At present, the above type of micromanipulators are typically used for example in the field of microscopes, the desired operating range for an operating instrument coupled with a micromanipulator being typically from 0,5 μm to 10 mm. With regard to all desired directions of motion for a micromanipulator, the solutions used today are primarily based on solutions implemented hydraulically or by using electric motors. One such solution is disclosed e.g. in Japanese patent publication 8323656, wherein the linear motion produced by electric motors applied in that context being transmitted from the rotating motion of a rotor by using a sufficiently high pitched rack-and-pinion arrangement. On the other hand, other solutions of the prior art make use of piezoelectric motors, which operate at ultrasonic frequency and which produce vibration wave as a result of activating electrically a piezoelectric material.
The type of solutions, described e.g. in the above-cited patent publication JP 8323656 and based, in principle, on highly conventional technology, have a drawback of not being able to provide integral units sufficiently compact in terms of operating several appliances. On the other hand, a drawback today in the latter type of piezoelectric motors operating at ultrasonic frequency concerns a sufficiently precise control of the motion produced thereby, which is why, at the present time, it is not yet possible in highly precise procedures to exploit this particular type of solutions with a sufficient reliability, especially in situations involving a change of load.
As a result of quite an undeveloped state of the art in current micromanipulator technology, the situation today is indeed such that, especially e.g. in microscope application, it is generally possible to use concurrently no more than two micromanipulators, which are positioned on the opposite sides of an operating target. Therefore, in the process of operating with various injectable media or providing a micromanipulator in different processes with various operating instruments, such as pipettes or needles, it is always necessary to disassemble some of the basic equipment when switching from one procedure to another, by additionally cleaning it, whenever necessary, before it can be replaced with a new medium or operating instrument needed next for each procedure. As a result, operating procedures based on the use of micromanipulators are today quite laborious and unnecessarily inefficient, because it is not possible to perform the work by utilizing a sufficient number of concurrently operable micromanipulators due to the problem with available space.

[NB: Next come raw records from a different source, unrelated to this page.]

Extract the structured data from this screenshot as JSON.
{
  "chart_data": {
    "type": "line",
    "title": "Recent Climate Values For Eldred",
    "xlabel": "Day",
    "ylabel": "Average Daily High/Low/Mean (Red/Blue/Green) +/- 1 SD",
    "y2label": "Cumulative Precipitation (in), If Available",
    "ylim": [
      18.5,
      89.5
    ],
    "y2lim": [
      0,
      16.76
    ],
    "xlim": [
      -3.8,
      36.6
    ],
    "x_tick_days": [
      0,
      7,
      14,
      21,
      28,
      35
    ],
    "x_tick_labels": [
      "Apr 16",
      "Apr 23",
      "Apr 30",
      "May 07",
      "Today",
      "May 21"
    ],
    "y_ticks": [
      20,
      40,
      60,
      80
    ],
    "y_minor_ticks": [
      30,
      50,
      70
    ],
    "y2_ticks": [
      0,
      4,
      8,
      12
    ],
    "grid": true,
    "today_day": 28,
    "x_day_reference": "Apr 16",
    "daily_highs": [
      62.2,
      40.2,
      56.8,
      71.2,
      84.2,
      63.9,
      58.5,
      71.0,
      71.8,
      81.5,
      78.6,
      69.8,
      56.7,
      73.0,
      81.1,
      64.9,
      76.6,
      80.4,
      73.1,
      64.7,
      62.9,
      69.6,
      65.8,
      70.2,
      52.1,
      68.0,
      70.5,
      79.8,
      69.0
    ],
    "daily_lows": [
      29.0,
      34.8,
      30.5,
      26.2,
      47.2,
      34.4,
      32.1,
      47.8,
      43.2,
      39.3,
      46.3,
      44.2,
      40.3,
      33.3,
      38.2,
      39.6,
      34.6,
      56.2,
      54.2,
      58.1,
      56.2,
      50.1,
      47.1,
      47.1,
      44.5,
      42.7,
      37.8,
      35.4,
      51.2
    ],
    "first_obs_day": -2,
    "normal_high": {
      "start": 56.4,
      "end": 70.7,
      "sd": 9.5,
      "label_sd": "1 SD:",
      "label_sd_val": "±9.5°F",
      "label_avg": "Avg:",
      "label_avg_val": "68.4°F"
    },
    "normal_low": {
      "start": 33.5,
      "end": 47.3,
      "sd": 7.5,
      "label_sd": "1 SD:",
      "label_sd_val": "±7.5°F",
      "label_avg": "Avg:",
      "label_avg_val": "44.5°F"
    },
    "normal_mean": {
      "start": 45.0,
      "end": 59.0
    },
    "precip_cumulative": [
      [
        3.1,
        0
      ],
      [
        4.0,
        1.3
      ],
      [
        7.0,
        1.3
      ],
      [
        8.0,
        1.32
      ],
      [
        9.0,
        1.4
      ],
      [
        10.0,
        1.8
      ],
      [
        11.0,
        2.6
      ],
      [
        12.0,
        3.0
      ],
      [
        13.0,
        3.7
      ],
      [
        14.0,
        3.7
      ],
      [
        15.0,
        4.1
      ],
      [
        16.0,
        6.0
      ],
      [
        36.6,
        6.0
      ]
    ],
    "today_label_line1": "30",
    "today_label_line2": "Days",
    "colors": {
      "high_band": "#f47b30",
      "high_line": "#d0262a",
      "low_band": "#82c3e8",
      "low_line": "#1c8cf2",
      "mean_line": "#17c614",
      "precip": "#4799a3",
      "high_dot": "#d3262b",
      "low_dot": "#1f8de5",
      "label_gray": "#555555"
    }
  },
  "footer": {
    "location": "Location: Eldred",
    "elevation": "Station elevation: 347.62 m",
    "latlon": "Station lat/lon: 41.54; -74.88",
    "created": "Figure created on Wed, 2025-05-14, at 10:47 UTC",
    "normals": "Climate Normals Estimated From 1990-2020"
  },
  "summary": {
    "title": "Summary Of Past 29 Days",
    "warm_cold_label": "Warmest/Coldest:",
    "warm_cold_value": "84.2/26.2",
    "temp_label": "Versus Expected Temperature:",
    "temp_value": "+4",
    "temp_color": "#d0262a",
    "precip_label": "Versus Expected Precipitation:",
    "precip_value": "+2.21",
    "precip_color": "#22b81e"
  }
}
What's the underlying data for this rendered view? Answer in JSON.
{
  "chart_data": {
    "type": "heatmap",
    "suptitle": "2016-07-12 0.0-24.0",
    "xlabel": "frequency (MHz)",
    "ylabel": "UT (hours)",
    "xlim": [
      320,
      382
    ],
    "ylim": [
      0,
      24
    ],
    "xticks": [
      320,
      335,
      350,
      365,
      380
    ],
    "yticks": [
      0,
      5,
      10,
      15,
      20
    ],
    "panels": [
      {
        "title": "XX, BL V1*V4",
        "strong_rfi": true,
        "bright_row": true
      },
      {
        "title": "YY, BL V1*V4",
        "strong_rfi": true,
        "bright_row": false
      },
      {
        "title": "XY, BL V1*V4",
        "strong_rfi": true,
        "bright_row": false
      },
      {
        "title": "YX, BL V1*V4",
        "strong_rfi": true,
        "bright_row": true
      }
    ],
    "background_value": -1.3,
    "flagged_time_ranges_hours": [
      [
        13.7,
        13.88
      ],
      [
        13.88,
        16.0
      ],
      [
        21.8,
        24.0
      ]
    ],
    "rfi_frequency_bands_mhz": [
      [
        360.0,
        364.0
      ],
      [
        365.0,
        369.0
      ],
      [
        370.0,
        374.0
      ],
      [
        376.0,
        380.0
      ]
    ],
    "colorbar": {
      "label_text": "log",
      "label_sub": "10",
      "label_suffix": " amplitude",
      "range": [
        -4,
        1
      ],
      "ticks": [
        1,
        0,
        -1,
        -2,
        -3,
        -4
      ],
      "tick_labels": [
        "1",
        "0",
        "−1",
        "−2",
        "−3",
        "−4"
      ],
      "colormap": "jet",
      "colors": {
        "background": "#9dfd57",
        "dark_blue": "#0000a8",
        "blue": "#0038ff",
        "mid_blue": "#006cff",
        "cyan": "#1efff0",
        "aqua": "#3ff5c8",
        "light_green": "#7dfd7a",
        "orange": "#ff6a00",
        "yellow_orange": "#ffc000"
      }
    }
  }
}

On the other hand, the published Japanese application 09-267278 and the corresponding published European application 09267278 disclose a micromanipulator construction, wherein, particularly for providing a substantially elongated micromanipulator structure, one or more of its actuators enabling the positioning/localization of an operating instrument, for affecting at least one of its desired directions of motion, are implemented in the way of piezoelectric benders. However, the solution disclosed in this context is based on piezoelectric benders connected in parallel on top of the external surface of the flexible operating frame of a micromanipulator, wherein the bending or deflection is a result of rotations/elongations of benders on the opposite sides due to potential differences. Thus, the solution requires extremely precise mathematical modelling because, for example, a deflection, occurring in just a single direction, necessitates a simultaneous control over all parallel-connected benders for providing a desired displacement or motion. On the other hand, an operating instrument, such as the tip of an injection needle, can be adapted to affect an axial motion by providing all benders with the same potential difference. In this case, the bender construction is further coupled pivotally with its actuator and, hence, each desired position for an operating instrument is extremely difficult to set in practice in a reliable and sufficiently accurate manner. Thus, only relatively small motions can be reliably provided by a solution of this particular type, especially in axial direction.